Last week, I released my first ever (free!) in-browser videogame on itch.io titled Grave Escape to the public (patrons got a sneak-peak.) I then was immediately laid up with a migraine all weekend, so I haven’t gotten a chance to talk about it until now.
In this game, which was originally created as a birthday present for my ex-fiancé, you play as Luci, a demonically engineered cult-boy who wants revenge on the theocratic Catholic Church which has taken over the government and made its second seat of power, Vatican II, in the Florida swamps. But to start your killing spree, you’ll need to find a way in… (and maybe see a number of familiar faces on the way!)
If you haven’t played it yet, you can do so here! If you want to hear a bit about how I made it, read on!
The game was built in an engine called GB Studio, which is a retro-style game engine that emulates Gameboy and Gameboy color style games. It’s really simple and straightforward: everything you deal with is at its core a PNG image that you’re just keying events to and holding onto variables. No true coding, which is a relief (I’d rather not learn C# in my down time, Unity.) Assets and images made from scratch were made in GIMP or, in the case of maps, made in a combination of GIMP and Tiled. This was all done on a Linux machine with an old Intuos tablet from over a decade ago so no Photoshop or Clip Studio — but given the simplicity of the art, it wasn’t even needed.
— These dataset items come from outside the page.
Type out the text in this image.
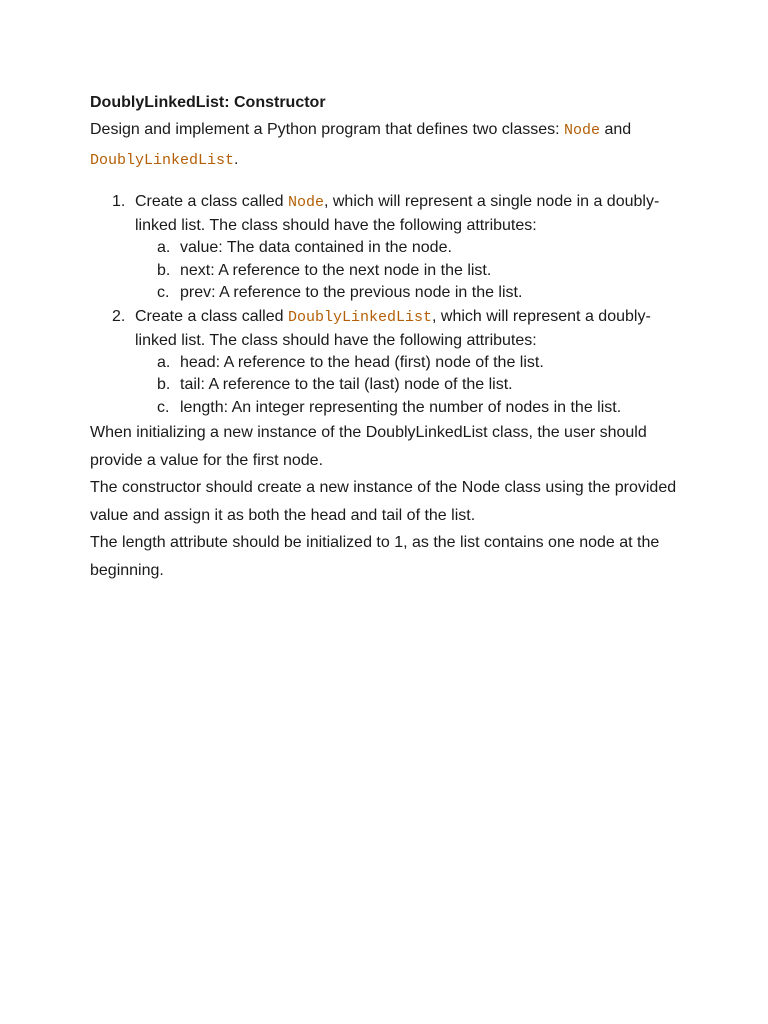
DoublyLinkedList: Constructor

Design and implement a Python program that defines two classes: Node and
DoublyLinkedList.

1. Create a class called Node, which will represent a single node in a doubly-linked list. The class should have the following attributes:
a. value: The data contained in the node.
b. next: A reference to the next node in the list.
c. prev: A reference to the previous node in the list.
2. Create a class called DoublyLinkedList, which will represent a doubly-linked list. The class should have the following attributes:
a. head: A reference to the head (first) node of the list.
b. tail: A reference to the tail (last) node of the list.
c. length: An integer representing the number of nodes in the list.

When initializing a new instance of the DoublyLinkedList class, the user should provide a value for the first node.

The constructor should create a new instance of the Node class using the provided value and assign it as both the head and tail of the list.

The length attribute should be initialized to 1, as the list contains one node at the beginning.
Really the biggest hurdle was getting used to the workflow: make tiles for maps (and understanding tilesets) in GIMP, export to PNG, pull that PNG into Tiled, make a map, export THAT to a PNG, save it where GBStudio can understand it, now open up GBStudio and start using the map. Need a sprite? OK go back to GIMP… I’m so used to either one program fits all or “do most of this in X program and then once its ready for press, export and pull it into Y program to finish up” rather than this very “tab back and forth between 3 programs for hours” flow. That said, once I got into it and wrapped my mind around tilesets, it clicked and became second nature. As for the game engine itself, it’s fairly simple. In terms of ~coding~ knowledge, as long as you know the concept that variables store numbers or true/false values and the concept of “if some statement is true then do this otherwise do that” you’re golden (therefore, everyone should join me in making fun retro style browser-based games in GB Studio!) In that sense it is very user friendly, though the limitations can be a little frustrating.
The first version of the game was done in 1 week: the only route was through Tiefer, the maze did not exist, Annemarie wasn’t there at all. I knew I wanted all that extra — I even had the HasShotgun variable available and tested against the gators — but given it was a birthday present I had a deadline. Once that date passed, I was able to work on the first version, adding the plotlines and scenes I’d wanted to originally and had been writing down to myself all along. In total, the full game probably took about a month in all (I dragged my feet on the ‘box art’…)
This was definitely a fun experience, and I’m hoping to make more dirty little games. I’ve also got some hopes and dreams I might hang on to the copy of VN Maker (or renpy) that I have…but there’s just something fun about the pervy pixel art.
If you check out this little game, I hope you enjoy it!